L’Unione Europea teme una guerra in Europa. Parigi e Berlino sono al lavoro per trovare una intesa (difficile). Allo scopo venerdì è stato organizzato un vertice a tre a Berlino con Macron, il Cancelliere Scholz, il polacco Tusk. È nato il cosiddetto “Triangolo di Weimar”, un patto per dare a Kiev “armi a lungo raggio”. Perché “Putin non deve vincere questa guerra”, come va dicendo l’ex colomba Macron, oggi falco con mire da leader della coalizione. Immediata la reazione di Mosca che ha attaccato il presidente francese sulla ventilata ipotesi di inviare truppe in Ucraina. Prudente il nostro ministro degli Esteri, Antonio Tajani che ha subito stoppato l’idea balzana: “Così si rischia la Terza guerra mondiale”.
Il Capo dello Stato da Cassino, teatro di una delle mattanze più feroci della Seconda guerra mondiale – 15 marzo 1944, 200 mila morti in 129 giorni di combattimento, abbazia rasa al suolo – ha prontamente rintuzzato le fantasie bellicose del francese. Diplomatico nella forma ma rigoroso nella sostanza, il presidente è stato chiaro: “Il fuoco delle armi deve cessare ovunque. Ma il terrore va fermato”.
Una risposta inequivocabile ai venti di guerra che qualcuno, Macron e non solo lui, inizia a evocare. Mattarella non sta proponendo la resa ma la necessità di “evitare il ricorso alle armi” denunciando nel contempo le responsabilità (peraltro senza citarlo) di Putin in Ucraina e di Hamas nella tragedia Mediorientale. Ha aggiunto: “Bisogna interrompere il ciclo drammatico di terrorismo, di violenza, di sopraffazione, che si autoalimenta e che vorrebbe perpetuarsi”.
Mattarella non dice di alzare bandiera bianca, ma di fare ogni sforzo che possa portare a una risoluzione del conflitto e non a un suo aggravamento.

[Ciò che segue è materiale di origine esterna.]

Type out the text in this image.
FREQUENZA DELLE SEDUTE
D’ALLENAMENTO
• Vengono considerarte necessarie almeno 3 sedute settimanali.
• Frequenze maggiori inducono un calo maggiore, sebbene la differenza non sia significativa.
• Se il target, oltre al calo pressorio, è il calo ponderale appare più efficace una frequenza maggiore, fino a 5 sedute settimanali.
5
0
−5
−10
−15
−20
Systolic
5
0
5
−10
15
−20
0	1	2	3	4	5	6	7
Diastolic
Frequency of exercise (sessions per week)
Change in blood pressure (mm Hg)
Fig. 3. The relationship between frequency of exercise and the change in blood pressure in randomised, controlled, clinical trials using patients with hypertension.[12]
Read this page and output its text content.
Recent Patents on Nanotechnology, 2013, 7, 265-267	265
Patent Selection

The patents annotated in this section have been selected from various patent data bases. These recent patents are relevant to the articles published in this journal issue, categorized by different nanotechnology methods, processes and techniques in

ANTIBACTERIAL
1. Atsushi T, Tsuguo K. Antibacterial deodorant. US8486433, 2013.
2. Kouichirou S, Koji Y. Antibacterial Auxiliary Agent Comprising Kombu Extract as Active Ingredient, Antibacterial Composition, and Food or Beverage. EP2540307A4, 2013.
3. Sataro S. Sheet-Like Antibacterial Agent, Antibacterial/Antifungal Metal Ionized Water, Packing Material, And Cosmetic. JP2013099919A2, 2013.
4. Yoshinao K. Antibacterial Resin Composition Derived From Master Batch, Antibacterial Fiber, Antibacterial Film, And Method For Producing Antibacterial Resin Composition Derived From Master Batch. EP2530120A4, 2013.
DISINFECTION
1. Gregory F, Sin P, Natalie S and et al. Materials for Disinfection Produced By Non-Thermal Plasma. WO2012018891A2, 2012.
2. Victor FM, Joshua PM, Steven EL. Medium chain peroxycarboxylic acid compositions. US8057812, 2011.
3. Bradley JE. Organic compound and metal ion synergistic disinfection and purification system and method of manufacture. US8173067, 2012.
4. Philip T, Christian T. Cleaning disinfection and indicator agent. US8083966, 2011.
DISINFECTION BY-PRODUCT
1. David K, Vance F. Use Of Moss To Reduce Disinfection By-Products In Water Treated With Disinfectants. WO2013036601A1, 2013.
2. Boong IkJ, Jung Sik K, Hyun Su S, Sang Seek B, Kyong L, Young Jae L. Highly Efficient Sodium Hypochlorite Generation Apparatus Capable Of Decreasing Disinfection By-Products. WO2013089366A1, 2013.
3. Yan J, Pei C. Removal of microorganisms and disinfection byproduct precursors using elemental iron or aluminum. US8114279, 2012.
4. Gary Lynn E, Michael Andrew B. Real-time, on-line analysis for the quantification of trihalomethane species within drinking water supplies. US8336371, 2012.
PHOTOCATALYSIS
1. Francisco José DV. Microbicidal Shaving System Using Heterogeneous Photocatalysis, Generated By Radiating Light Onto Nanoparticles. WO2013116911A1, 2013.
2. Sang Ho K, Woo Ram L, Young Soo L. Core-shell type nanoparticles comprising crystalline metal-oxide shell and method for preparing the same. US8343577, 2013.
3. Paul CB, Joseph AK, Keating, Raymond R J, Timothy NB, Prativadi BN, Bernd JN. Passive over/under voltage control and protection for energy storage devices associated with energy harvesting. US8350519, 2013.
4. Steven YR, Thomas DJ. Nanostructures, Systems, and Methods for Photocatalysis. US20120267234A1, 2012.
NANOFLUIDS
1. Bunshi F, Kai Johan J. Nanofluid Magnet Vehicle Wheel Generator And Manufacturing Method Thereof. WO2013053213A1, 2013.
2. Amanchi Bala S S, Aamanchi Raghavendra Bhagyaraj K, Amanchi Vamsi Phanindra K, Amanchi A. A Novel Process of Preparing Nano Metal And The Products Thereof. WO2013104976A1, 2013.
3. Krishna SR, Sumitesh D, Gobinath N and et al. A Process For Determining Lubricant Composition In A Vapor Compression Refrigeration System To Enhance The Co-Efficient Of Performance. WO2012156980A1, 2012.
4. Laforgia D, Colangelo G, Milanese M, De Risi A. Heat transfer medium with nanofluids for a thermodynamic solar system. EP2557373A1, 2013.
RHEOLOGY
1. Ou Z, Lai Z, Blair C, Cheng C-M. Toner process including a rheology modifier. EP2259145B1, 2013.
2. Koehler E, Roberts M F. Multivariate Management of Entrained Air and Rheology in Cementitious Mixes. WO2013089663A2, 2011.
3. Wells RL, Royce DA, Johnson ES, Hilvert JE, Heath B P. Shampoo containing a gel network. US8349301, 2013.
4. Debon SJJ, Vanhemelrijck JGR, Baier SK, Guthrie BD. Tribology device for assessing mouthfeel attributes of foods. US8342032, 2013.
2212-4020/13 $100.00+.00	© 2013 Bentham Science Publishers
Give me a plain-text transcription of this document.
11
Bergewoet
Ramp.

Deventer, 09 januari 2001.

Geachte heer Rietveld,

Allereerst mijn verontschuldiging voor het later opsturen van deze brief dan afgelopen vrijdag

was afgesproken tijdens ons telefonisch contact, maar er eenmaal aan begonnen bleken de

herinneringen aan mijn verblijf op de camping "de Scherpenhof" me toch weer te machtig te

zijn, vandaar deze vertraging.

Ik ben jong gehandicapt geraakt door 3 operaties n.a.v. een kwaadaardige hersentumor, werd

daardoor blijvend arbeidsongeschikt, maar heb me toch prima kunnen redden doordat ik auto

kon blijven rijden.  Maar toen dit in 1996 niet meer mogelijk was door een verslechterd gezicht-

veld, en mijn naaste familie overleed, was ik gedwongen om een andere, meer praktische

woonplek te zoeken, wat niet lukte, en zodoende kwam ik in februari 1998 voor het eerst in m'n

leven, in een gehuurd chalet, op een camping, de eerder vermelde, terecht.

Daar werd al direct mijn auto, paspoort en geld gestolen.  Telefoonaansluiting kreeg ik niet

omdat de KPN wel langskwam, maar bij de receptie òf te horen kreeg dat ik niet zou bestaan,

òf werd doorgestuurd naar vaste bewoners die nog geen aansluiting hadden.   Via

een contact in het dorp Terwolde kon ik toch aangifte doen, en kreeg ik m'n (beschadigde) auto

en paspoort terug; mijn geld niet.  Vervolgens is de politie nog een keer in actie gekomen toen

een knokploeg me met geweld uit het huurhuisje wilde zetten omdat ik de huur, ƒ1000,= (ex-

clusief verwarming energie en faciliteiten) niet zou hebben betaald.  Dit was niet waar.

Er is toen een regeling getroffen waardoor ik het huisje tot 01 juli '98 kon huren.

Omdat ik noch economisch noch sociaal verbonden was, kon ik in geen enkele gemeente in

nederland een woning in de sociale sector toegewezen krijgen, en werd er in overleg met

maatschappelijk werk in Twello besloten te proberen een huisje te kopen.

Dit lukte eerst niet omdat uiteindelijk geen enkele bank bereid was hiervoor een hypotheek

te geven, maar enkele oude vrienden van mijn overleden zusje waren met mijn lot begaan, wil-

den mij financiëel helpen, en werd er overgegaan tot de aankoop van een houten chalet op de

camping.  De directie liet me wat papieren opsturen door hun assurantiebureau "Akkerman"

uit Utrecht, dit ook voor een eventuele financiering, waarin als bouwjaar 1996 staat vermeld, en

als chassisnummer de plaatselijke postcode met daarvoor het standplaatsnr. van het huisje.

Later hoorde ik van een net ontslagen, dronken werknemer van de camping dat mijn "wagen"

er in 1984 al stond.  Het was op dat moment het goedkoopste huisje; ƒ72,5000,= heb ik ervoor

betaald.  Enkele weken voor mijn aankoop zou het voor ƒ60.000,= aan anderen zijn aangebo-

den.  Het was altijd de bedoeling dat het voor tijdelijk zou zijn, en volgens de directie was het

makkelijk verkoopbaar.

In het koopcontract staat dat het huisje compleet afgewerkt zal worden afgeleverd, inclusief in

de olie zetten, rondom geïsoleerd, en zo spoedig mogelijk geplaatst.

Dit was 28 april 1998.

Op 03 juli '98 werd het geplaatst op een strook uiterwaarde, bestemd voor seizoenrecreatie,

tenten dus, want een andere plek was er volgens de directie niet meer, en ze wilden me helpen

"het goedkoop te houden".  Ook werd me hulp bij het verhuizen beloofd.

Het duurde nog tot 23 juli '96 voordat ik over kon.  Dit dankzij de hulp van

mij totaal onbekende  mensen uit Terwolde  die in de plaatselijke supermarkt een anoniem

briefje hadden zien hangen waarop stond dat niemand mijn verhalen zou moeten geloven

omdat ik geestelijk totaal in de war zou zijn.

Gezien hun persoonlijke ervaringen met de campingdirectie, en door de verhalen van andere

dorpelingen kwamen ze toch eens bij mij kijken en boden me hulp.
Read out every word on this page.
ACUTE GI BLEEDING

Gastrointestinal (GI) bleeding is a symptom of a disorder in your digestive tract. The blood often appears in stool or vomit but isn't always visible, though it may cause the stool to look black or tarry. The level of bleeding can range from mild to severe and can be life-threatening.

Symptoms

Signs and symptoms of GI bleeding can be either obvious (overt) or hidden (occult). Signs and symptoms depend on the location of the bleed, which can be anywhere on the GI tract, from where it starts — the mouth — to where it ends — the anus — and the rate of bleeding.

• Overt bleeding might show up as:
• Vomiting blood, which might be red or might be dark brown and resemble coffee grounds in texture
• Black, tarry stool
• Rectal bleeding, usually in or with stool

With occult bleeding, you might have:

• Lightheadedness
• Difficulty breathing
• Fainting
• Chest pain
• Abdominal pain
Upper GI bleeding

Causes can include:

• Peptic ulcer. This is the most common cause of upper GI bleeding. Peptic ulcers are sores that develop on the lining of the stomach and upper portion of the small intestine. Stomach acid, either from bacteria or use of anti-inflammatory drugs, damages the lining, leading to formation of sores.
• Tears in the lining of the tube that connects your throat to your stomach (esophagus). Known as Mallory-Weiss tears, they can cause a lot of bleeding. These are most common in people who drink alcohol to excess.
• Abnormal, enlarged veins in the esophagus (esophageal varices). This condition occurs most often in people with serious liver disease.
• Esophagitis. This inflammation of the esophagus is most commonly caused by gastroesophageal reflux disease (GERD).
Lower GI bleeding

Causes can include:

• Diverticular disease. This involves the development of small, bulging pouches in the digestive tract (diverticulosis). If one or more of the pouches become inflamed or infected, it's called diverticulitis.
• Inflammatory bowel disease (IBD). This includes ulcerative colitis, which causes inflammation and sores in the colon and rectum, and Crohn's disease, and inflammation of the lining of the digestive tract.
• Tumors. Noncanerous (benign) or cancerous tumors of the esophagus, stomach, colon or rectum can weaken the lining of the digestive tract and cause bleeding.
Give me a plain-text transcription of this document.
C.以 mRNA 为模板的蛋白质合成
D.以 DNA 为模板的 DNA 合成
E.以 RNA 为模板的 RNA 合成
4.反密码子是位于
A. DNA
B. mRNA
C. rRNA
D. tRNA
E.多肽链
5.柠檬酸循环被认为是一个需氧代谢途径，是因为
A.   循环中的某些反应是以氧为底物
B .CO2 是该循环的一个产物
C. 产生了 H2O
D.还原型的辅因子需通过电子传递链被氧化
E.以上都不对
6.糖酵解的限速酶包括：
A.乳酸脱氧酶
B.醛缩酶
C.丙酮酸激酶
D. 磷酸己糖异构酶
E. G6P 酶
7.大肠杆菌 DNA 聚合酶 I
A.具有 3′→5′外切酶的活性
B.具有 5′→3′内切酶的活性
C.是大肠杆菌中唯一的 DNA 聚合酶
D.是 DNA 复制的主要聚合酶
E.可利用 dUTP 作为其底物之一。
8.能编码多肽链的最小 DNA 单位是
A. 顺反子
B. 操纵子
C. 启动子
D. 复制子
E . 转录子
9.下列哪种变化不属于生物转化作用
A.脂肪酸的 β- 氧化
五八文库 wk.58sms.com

Due anni fa Macron era il leader occidentale che più sosteneva la necessità del dialogo con Putin e ripeteva: “Non dobbiamo umiliare la Russia, bisogna ad ogni costo cercare un accordo”. Ora fa il falco e sprona la UE tornando sulla possibilità di inviare truppe francesi in Ucraina. Ma Berlino non ci sta. Le differenze sulla guerra in Ucraina rimangono e la Germania resta pacifista e isolata in Europa. I tedeschi sono più preoccupati di leccarsi le ferite: hanno visto andare in crisi un modello economico vincente basato sull’import di energia dalla Russia. In più hanno sostituito una cancelliera, Angela Merkel, con un burocrate di partito che nessuno, per il momento, sembra apprezzare più di tanto, cioè Olaf Scholz.
Il presidente francese col trascorrere del tempo ha cambiato idea. Ora si è convinto che Putin è una minaccia esistenziale per i valori di democrazia di democrazia e libertà impersonati dall’Europa e che per tenerlo a distanza bisogna usare il linguaggio della forza. Atteggiamento che ha reso difficili i rapporti con la Germania e che ha finito di mettere alla luce le divisioni tra gli alleati di Kiev. Macron mostra i muscoli con Mosca, Scholz è sempre più titubante.